Two sides of a triangle are x units and y units in length. The angle between them is theta. Prove that the area of the triangle is 1/2xysin(theta).

I'm not sure how to do this question, I tried drawing a picture but I'm still not understanding it.

draw a perpendicular from side x to side y, let it be h

Area of triangle
= (1/2)base x height
= (1/2) y h

but sinØ = h/x
h = xsinØ

so area =(1/2) y xsinØ
= (1/2)xy sinØ

To prove that the area of the triangle is equal to 1/2xy sin(theta), we can use the formula for the area of a triangle, which is A = (1/2)base*height.

Let's start by drawing a triangle.

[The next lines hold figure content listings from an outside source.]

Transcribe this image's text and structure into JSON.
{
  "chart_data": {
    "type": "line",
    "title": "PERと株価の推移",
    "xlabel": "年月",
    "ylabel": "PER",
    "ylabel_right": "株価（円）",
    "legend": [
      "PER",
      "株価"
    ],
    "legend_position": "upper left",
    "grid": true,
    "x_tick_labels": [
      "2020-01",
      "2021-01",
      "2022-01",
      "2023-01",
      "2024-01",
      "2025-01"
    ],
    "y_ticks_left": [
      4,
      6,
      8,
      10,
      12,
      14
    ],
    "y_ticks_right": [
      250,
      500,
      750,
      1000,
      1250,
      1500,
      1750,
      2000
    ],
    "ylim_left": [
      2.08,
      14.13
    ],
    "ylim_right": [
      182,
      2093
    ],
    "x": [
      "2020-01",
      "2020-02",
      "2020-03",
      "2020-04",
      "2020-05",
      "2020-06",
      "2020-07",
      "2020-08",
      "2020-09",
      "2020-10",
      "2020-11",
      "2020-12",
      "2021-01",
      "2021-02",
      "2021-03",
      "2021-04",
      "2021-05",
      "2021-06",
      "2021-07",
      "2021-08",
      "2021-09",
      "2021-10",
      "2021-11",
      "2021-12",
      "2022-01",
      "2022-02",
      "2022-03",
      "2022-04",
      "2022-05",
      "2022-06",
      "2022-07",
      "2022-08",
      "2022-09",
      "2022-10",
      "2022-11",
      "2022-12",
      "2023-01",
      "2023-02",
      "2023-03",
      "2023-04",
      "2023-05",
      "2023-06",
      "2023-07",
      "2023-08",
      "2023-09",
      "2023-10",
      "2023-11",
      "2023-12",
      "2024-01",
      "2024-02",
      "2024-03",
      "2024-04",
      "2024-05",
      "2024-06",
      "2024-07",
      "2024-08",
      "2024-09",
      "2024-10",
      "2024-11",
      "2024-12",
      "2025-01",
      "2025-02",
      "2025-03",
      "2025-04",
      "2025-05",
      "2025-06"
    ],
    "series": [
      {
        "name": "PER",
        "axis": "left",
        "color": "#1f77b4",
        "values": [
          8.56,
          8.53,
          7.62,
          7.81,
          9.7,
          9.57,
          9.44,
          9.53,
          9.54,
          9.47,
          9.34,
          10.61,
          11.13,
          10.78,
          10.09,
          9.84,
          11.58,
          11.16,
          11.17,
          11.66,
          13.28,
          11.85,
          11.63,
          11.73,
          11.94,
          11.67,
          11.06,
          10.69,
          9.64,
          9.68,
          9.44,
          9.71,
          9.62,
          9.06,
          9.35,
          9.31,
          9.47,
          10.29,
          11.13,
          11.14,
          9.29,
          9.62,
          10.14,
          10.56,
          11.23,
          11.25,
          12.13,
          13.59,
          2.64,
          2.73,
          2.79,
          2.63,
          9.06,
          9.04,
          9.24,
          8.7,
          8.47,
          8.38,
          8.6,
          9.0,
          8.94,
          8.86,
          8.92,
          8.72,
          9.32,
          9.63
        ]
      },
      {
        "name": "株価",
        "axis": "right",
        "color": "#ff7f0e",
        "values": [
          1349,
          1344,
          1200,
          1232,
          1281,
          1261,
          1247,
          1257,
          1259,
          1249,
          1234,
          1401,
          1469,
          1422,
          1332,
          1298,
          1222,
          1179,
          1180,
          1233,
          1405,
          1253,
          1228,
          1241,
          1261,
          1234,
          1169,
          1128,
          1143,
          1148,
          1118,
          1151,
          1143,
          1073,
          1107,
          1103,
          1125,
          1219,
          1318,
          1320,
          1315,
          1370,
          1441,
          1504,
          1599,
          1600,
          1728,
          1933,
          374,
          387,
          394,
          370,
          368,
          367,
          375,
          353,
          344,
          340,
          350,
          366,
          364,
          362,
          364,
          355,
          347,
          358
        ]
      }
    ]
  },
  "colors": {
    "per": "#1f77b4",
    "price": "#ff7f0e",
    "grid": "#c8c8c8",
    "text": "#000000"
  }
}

Label the two sides of the triangle as x units and y units, and let the angle between them be theta.

Now, we need to find the height of the triangle. To do this, we can drop a perpendicular from one of the vertices to the opposite side. Let's say we drop the perpendicular from the vertex opposite to the side with length x. This will divide the opposite side into two segments, let's call them a and b.

Now, we have a right triangle formed, with the hypotenuse of length y, one leg of length a, and the angle between them is theta.

Using trigonometry, we can express a in terms of x and theta. Since a is the adjacent side to the angle theta, we can use the cosine function: cos(theta) = a/y. Solving for a, we get a = y*cos(theta).

Now, to find b, we can use the Pythagorean theorem: b^2 + a^2 = x^2. Substituting the value of a we found earlier, we have b^2 + (y*cos(theta))^2 = x^2. Simplifying, we get b^2 = x^2 - y^2*cos^2(theta). Taking the square root of both sides, we get b = sqrt(x^2 - y^2*cos^2(theta)).

Now, we have the base of the triangle as x, and the height of the triangle as b. Substituting these values into the formula for the area of a triangle, we get:

A = (1/2) * x * b
= (1/2) * x * sqrt(x^2 - y^2*cos^2(theta)).

At this point, we can simplify the expression further. Recall that sin^2(theta) + cos^2(theta) = 1. Rearranging this equation, we get cos^2(theta) = 1 - sin^2(theta). Substituting this into our expression, we have:

A = (1/2) * x * sqrt(x^2 - y^2*(1 - sin^2(theta)))
= (1/2) * x * sqrt(x^2 - y^2 + y^2*sin^2(theta))
= (1/2) * x * sqrt(x^2 - y^2 + (y*sin(theta))^2)
= (1/2) * x * sqrt((x^2 - y^2)*(x^2 - y^2 + (y*sin(theta))^2)).

We can further simplify this expression by noticing that (x^2 - y^2) is a difference of squares, and it can be factored as (x+y)(x-y). Substituting this factorization into our expression, we get:

A = (1/2) * x * sqrt((x+y)(x-y)*(x^2 - y^2 + (y*sin(theta))^2))
= (1/2) * x * sqrt((x+y)(x-y))*(sqrt(x^2 - y^2 + (y*sin(theta))^2)).

Recall that sqrt(x^2 - y^2 + (y*sin(theta))^2) is the length of b, which is the other leg in the right triangle we formed. So, we can substitute b into our expression:

A = (1/2) * x * sqrt((x+y)(x-y))*b
= (1/2) * x * sqrt((x+y)(x-y))*sqrt(x^2 - y^2*cos^2(theta))
= (1/2) * x * sqrt((x+y)(x-y)(x^2 - y^2*cos^2(theta))).

Finally, we can notice that (x+y)(x-y) is another difference of squares, which can be factored as (x^2 - y^2). Substituting this factorization into our expression, we get:

A = (1/2) * x * sqrt(x^2 - y^2)*sqrt(x^2 - y^2*cos^2(theta))
= (1/2) * x * (x^2 - y^2)*sin(theta)
= (1/2) * x * y * sin(theta).

Therefore, we have proven that the area of the triangle is equal to 1/2xy sin(theta).